急激にきた場合には、「衝心」(古代中国で命名)という,健康状態(脚気準備状態)から突然衝心することもあるが、それは極めてまれである。通常、初期の脚気あるいは水腫性脚気の患者が、過労、不養生、気象変化などによって急に悪化して衝心になることが多い。青年、壮年の比較的強壮な者におきやすい。初期の病状から急に心臓の症状が悪化する。高度の倦怠、心悸亢進、心部圧迫感、胸内苦悶、呼吸促泊、呼吸困難を起こし、苦悶のため患者は輾転反側し不穏状態になる。食欲は消失し、口渇、嘔気があり、しばしば嘔吐する。尿量は高度に減り、ときに無尿になる。意識は末期まで明瞭であり、そのため患者はよけいに苦しむ。顔面・指先は紫青色(チアノーゼ)になり、手足の先は冷たく、体温は下がり、意識が消失、呼吸浅く、遂に心臓が停止する。
典型的な衝心状態は非常に急で、二・三日中に死亡する。しかし衝心は必ず死亡するわけではなく、ビタミンのない時代でも適切な処置をほどこせば数日で危機を脱し、徐々に回複し治った。

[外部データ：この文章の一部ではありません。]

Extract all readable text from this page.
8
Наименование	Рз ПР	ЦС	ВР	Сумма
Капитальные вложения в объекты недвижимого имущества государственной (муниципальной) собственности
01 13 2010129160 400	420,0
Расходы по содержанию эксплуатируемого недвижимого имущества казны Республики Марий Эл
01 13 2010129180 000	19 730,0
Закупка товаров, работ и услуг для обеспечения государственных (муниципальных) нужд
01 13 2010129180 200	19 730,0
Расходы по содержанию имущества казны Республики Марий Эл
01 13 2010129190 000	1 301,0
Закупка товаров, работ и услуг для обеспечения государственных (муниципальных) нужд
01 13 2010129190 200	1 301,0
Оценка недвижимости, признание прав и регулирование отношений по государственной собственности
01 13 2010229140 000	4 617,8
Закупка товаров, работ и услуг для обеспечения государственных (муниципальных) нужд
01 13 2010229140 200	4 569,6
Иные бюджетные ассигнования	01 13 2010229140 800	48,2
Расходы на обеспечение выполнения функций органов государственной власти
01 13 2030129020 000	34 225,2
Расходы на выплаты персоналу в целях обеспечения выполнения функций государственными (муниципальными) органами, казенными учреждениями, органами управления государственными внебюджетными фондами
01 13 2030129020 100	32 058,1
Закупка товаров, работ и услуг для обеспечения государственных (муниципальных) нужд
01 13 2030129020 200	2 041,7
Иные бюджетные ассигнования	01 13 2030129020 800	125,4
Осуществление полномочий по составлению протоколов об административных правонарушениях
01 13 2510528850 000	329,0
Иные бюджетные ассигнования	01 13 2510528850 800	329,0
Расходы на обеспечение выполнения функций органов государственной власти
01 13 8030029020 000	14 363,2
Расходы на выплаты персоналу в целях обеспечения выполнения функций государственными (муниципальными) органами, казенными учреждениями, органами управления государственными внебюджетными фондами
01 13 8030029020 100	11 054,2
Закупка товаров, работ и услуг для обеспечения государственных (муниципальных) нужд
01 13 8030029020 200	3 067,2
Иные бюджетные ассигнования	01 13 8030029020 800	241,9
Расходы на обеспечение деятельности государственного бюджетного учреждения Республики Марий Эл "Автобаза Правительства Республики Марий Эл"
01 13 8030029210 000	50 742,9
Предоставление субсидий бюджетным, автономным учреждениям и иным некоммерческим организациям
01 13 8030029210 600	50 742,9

糠、糠味噌漬、沢庵漬及びその他の食品のビタミンB1とビタミンCの含有量を示すと表のごとくである.沢庵漬は干大根のせいか、糠中のB1が浸透せず全く増加していない。糠味噌漬ではいずれもB1がかなり増加している。しかし一日の常食量を考えれば、糠味噌漬によって脚気を予防するほどのビタミンB1摂収はとうてい不可能である。しかも、実際には、白米や炭水化物を取れば摂るほど、これをTCA回路で使って、代謝・燃焼するためにビタミンB1を必要とする。筋肉労働もビタミンB1が使われるし、寒さに対して体温を維持するためにもB1が必要である。これに反して、脂肪を燃焼するためには、ビタミンB1は必要としない。あざらしなどの油を食べれば水腫病(脚気)は防げたかもしれない。
食品のビタミンB1及びCの含有量
食品名 食品100g当りのVitaminB1(mg) VitaminC
精白米 0.09 0
七分つき米 0.21 0
玄米 0.36 0
糠 2.50 0
大麦・挽割麦、押し麦 0.18 0
小麦・内地普通 0.32 0
小麦粉・一等中力 0.15 0
パン粉 0.12 0
食パン 0.10 0
乾パン 0.15 0
大豆 0.50 0
えんどう 0.72 0
いんげん豆・そら豆 0.50 0
牛肉 0.06 1~2
ローストビーフ 0.06 0
コンビーフ缶詰 0.02 0
やまと煮缶詰 0.04 0
豚肉 0.4~0.6 2
ローストハム 0.48 50
ベーコン 0.10 35
ソーセージ 0.15 10~20
ウインナ 0.17 10
鶏肉 0.14 1
鶏卵 0.10 0
牛乳・未殺菌のもの 0.03 2
コンデンスミルク 0.06 2
魚類平均 0.06(0.01~0.20)
鮭生 0.25 2
鮭水煮缶詰 0.02 0
鱒生 0.22 0
鱒水煮缶詰 0.05 0
鰯缶詰 0.04 0
一般貝類缶詰 0.02 0
じゃがいも 0.11 12~23
さといも 0.15 3~8
さつまいも 0.15 17~30
いもがら・ずいき 0.01~0.05 0~4
切干さつまいも 0.18 10
にんじん 0.06 5
キャベツ 0.03~0.05 24~44
玉ねぎ 0.03 5
南瓜 0.03 6
くりかぼちゃ 0.10 39
冬瓜 0.01 30
ごぼう 0.04 2~4
もやし 0.13 2~8
大根 0.03 15
切干大根 0.32 24
たくあん漬 0.05 15
奈良漬 0.03~0.04 4
大根糠味噌漬 0.36 14
白菜 0.05 22
白菜塩漬 0.03 29
なす 0.10 2
なす糠味噌漬 0.02 6
きゅうり 0.18 13
きゅうり糠味噌漬 0.03 13
かぶ 0.28 13~17
かぶ糠味噌漬 0.02~0.07 32
かぶ葉 0.27 22~75
かぶ葉糠味噌漬 0.08 42
まびきな 0.50 70
まびきな糠味噌漬 0.03~0.04 30
野菜平均 0.08(0.02~0.20) 4
きのこ缶詰 0.04~0.08 0
干ししいたけ 0.57 0
ひじき 0.01 95
あさくさのり・中級 0.21 75
あさくさのり・下級 0.12 13
わかめ 0.07~0.30 15
こんぶ 0.21~0.80 0~25
ゼンマイ 0~0.10 0~10
かんぴょう 0.2 0
味噌 0.04(0.03~0.05) 0
醤油 0.02 0
ソース 0.01~0.03 0
植物油 0 0
ラード 0 0
砂糖 0 0
アルコール飲料 0 0
成人男子のビタミンB1の1日必要量は1ミリグラム
(労作が重い場合には1.2~1.4ミリグラム)とそれている。